Zudem gehöre das nicht zu den Kernaufgaben der Gemeinde. Bei allen Voten, bei denen es um finanzielle Aspekte ging, stand die Frage im Raum: «Kann und will sich Fischenthal das leisten?» Daran glaubte aber niemand so recht. Zu hoch schien das finanzielle Risiko, zu teuer die Investitionen, die sich abzeichnen.

Nachverhandlung mit Töss Gruppe

Vor der Fakultativabstimmung  wurde noch eine vierte Variante in den Raum gestellt: Das Alters- und Pflegeheim Haus Geeren zu verkaufen. Dafür sprachen sich von den rund 35 Anwesenden nur vier aus. Drei Anwesende waren für die Gründung einer gemeindeeigenen AG und sechs für die Ausschreibung und Suche nach einem neuen Betreiber.
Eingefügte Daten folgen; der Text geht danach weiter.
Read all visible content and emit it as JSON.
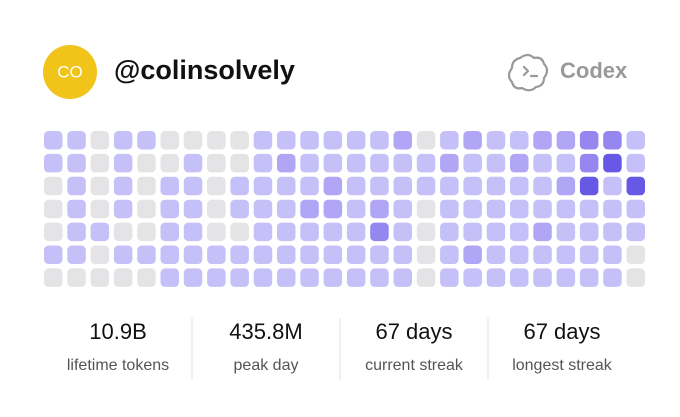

Den grössten Zuspruch erhielt jedoch die Variante «Nachverhandlungen mit der Töss Gruppe». Dabei besteht zwar die Gefahr, dass sie erneut abgelehnt wird, aber laut Lienert würde die Töss Gruppe wahrscheinlich Hand zu einer Lösung bieten, die Mehrheitsfähig sein könnte.

Gemeindepräsidentin Dillier versprach, den Verhandlungsweg umgehend einzuschlagen, da die Zeit dränge. Die an der Informationsveranstaltung verwendeten Unterlagen sollen in der kommenden Woche auf der Homepage der Gemeinde aufgeschaltet werden, damit sich alle ein Bild von der derzeitigen Situation machen können und welche Optionen für die Sicherung der langfristigen Zukunft vom Haus Geeren bestehen.